First, though, we backtracked to a spot we'd passed by on the previous day:
And why not, since Leland was where we picked up 61, and the detour was less than 2 miles. Very nice exhibit, too, and highly recommended. Alas, the Blues Museum was closed, so we hit the road. This section of 61 is ruler-straight and smooth, so I set the ST to Warp Two, and the 26 miles to our first main stop flashed by in a mere 15 minutes:
Fascinating story behind the name. According to legend, back in the mid 1800's there was a big cat living in the area who developed a taste for human flesh. (Yeah, such beasts really did reside in Mississippi, back then.) The local residents, tired of seeing their population reduced by dint of becoming cat food, broke out the guns and dogs and launched a full-scale search and destroy mission. They succeeded in cornering the killer cat in a canebrake and, after the advance force they sent in failed to return, decided there was only one course of action left: they took their torches and fired the canebrake. Legend says that everyone who heard the panther's cry as it burned to death were haunted by it to their graves. Indeed, it became such a defining part of their culture that they named their town after the event. Not coincidentally, my favorite blues-fusion artist named his band for the event. (Some say the town/plantation, but I know for a fact that's wrong, 'cause Tav personally told me that 'twas the unforgettable sound of that panther being burned alive that he was conjurring in naming the band.)
Panther Burn is, now, just a wide spot in the road. The building on the right in the first photo, a former 'planter's house', then a church, is now vacant. Likewise the entire south side, though quite well-kept, is vacant:
The north, while you couldn't tell from the photo, still shows some signs of life:
The old cotton gin, in the center, is run as a kind of co-op store. And, unseen behind the trees, is the proprieter's residence. An eerie, other-worldy place. As we sat and chilled in the silence, I swear that, across the void of time, I heard that panther's death cry.
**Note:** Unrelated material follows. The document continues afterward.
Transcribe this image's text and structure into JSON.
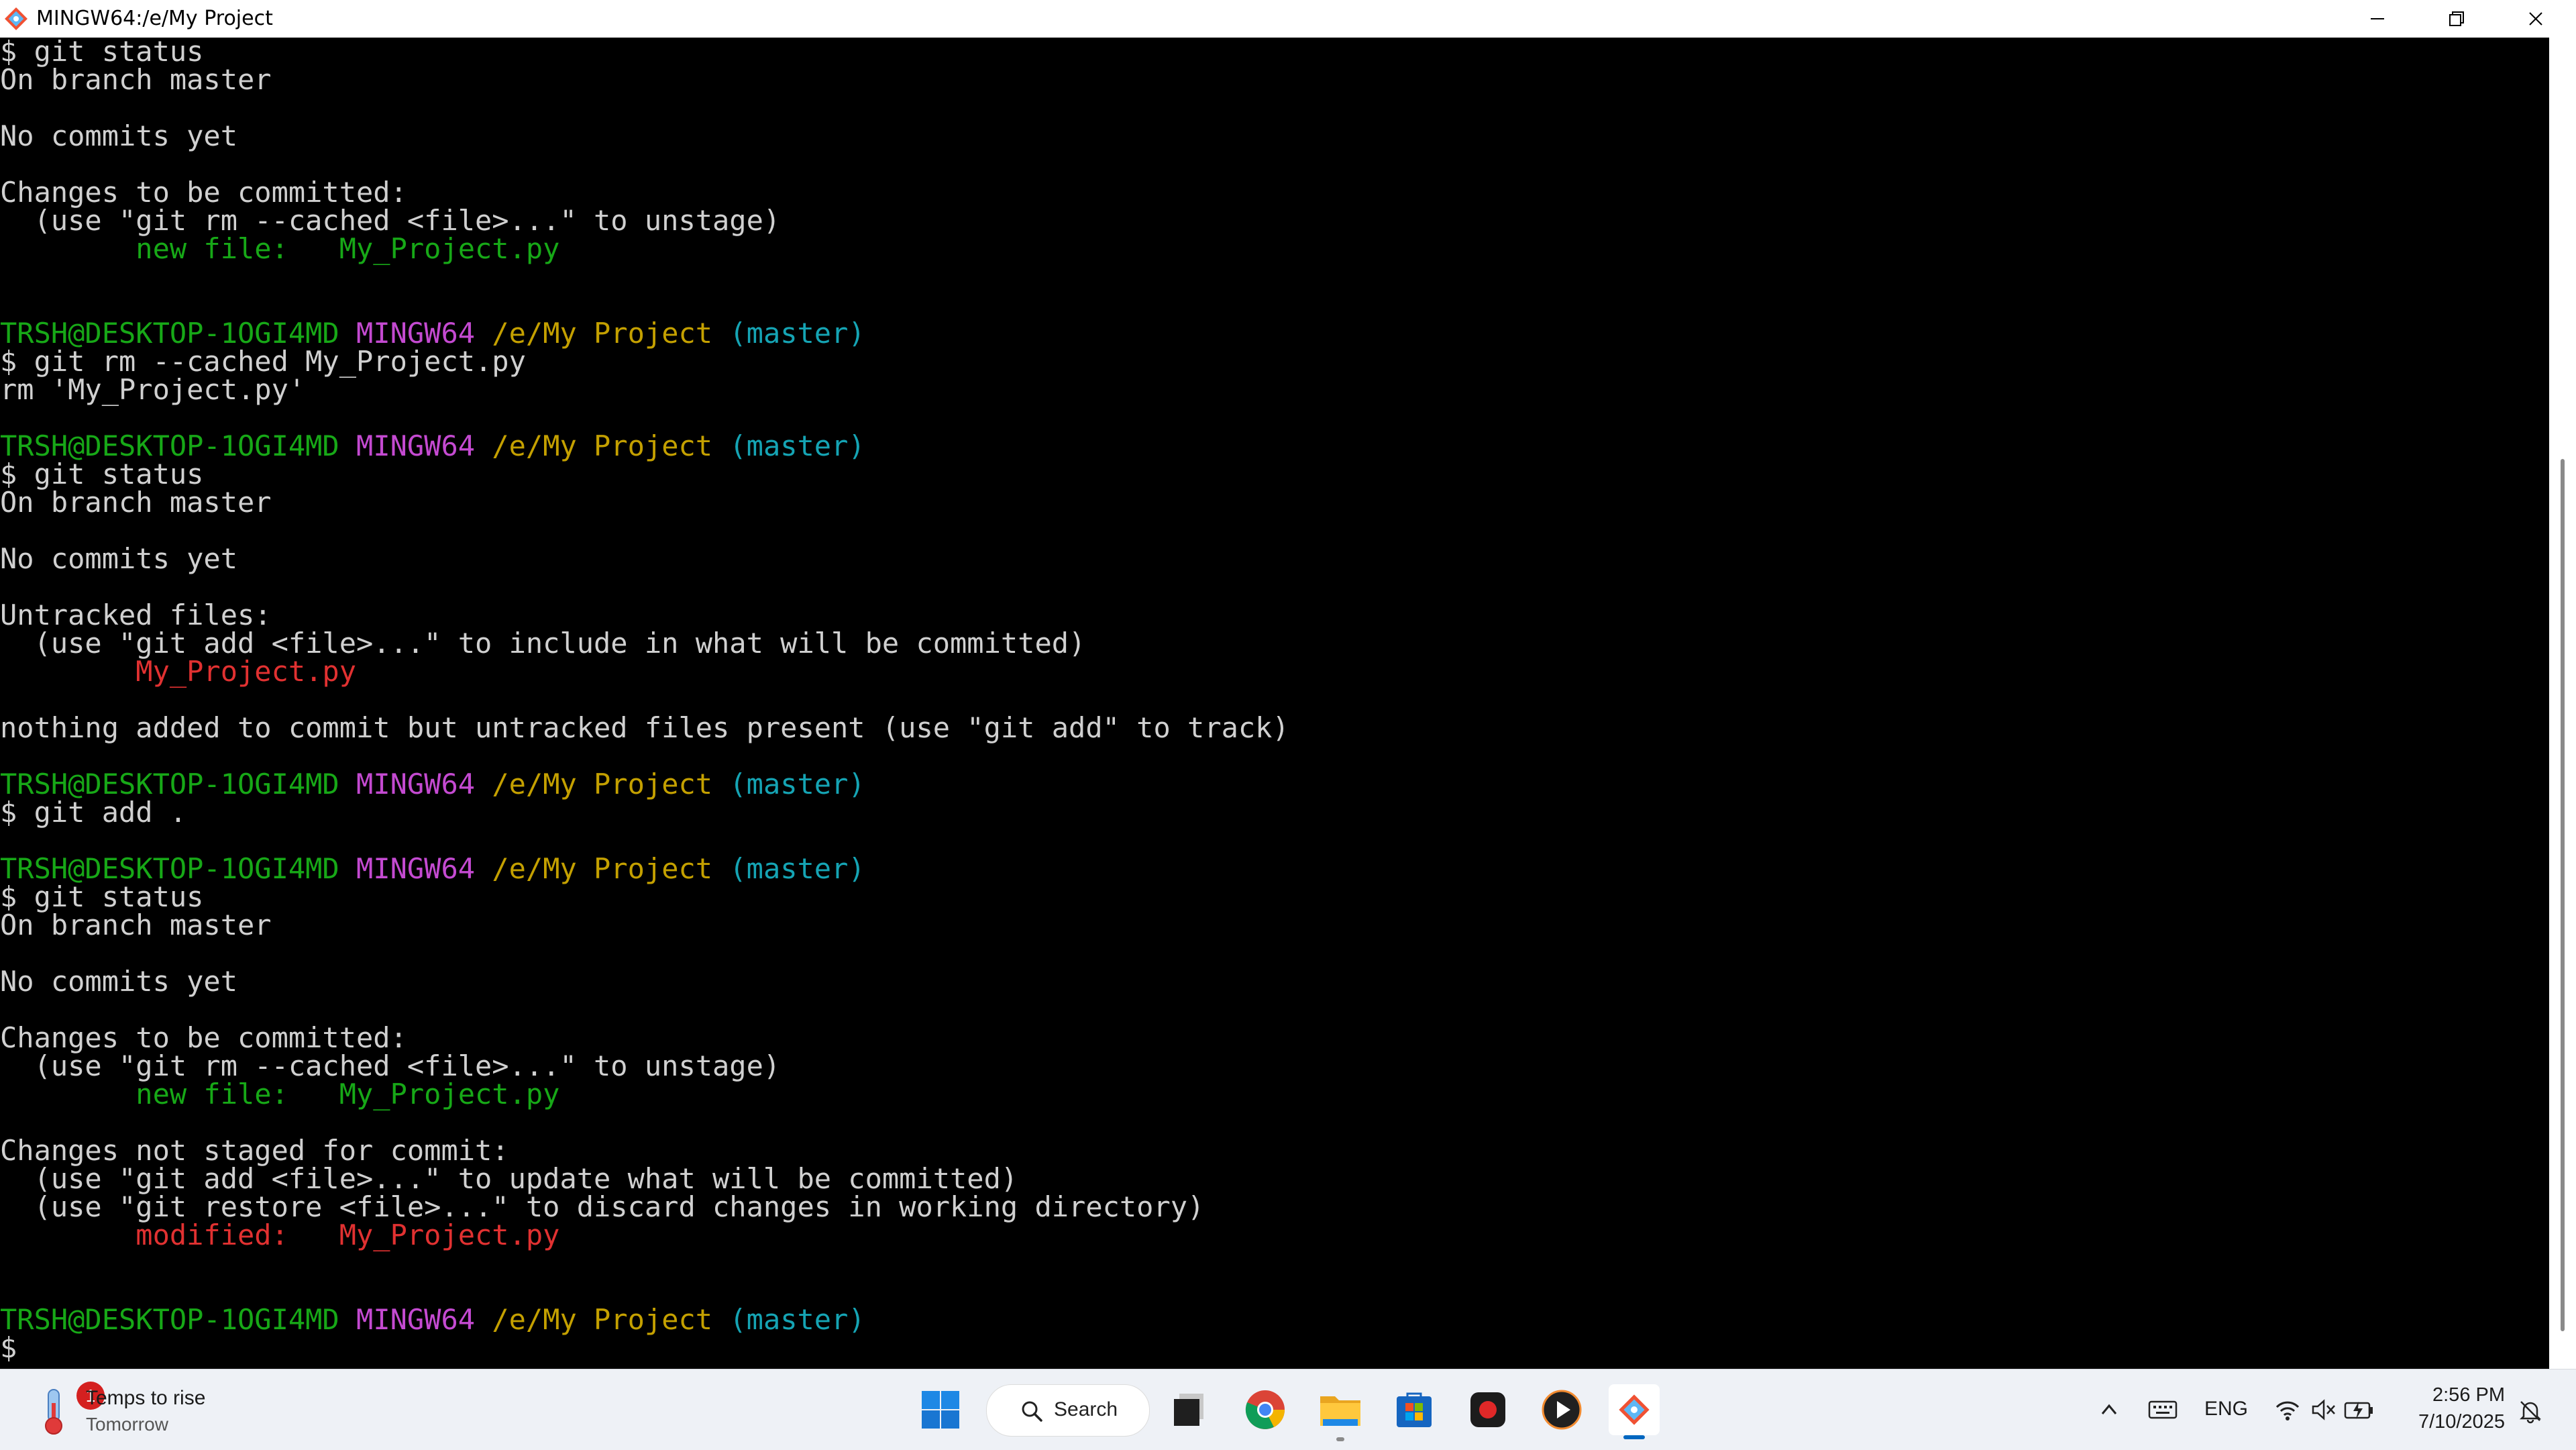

Or maybe it was the screaming of the dry wheel bearings in the '78 Ford that screeched it's way past. I dunno. I fear the latter, but like to think it was the former.
'twas a mere 13.3 miles to the next stop, and since I cued some top-notch travelin' music, Tav's "She's A Bad Motorcycle", we covered that at Warp Six.
Alas, Rolling Fork was a major, major disappointment. Note to Junior: they STILL haven't put up that sign. As far as I can see, they haven't acknowledged Muddy in any way. So, piss on you, Rolling Fork, Mississippi! Though I took quite a number of photos, I ain't postin' them.
The next stop, Vicksburg. I'm happy to say that there was no disappointment here. Vicksburg's a beautiful city!
The color of that big crepe myrtle worked perfect with the ST's burgundy, I thought..
The highlight though, for Pam, was the Coca-Cola Museum:
She's a die-hard Coke woman (don't even utter the word 'Pepsi' in her presence! ), so 'twas right up her alley.
Vicksburg is on a bluff, and you'll find several of these facing the river:
Nice view, too, though not as good (in my opinion) as the next stop, Natchez. The topography of the land 'tween Vicksburg and Natchez, rolling wooded hills, makes for a great ride, too. Very welcome after the billiard-table flatness of the first leg. After a stop in Port Gibson ("Too beautiful to burn" according to Ulysses S. Grant), we reached our final destination for the day:
Stunning view from atop the bluff at Natchez! That's looking North. The view to the south:
..showing the historic 'Natchez Under The Hill' district.
Alas, the day was cloudy, so the viewing was not the best. Indeed, we encountered a few sprinkles of rain, but not enough to dampen our spirits. We toured the town for a couple of hours, chatted with some locals, had a liesurely dinner, then retired to the Econo-Lodge for some Z's. A great day!
Messages In This Thread
Too true! I'm not a Mississippi native, so perhaps that's why it's still fresh for me, even though I've lived here since 1990.
Thanks for the invite! We actually considered continuing on to the gulf. If we'd had just one more day, we'd have done so!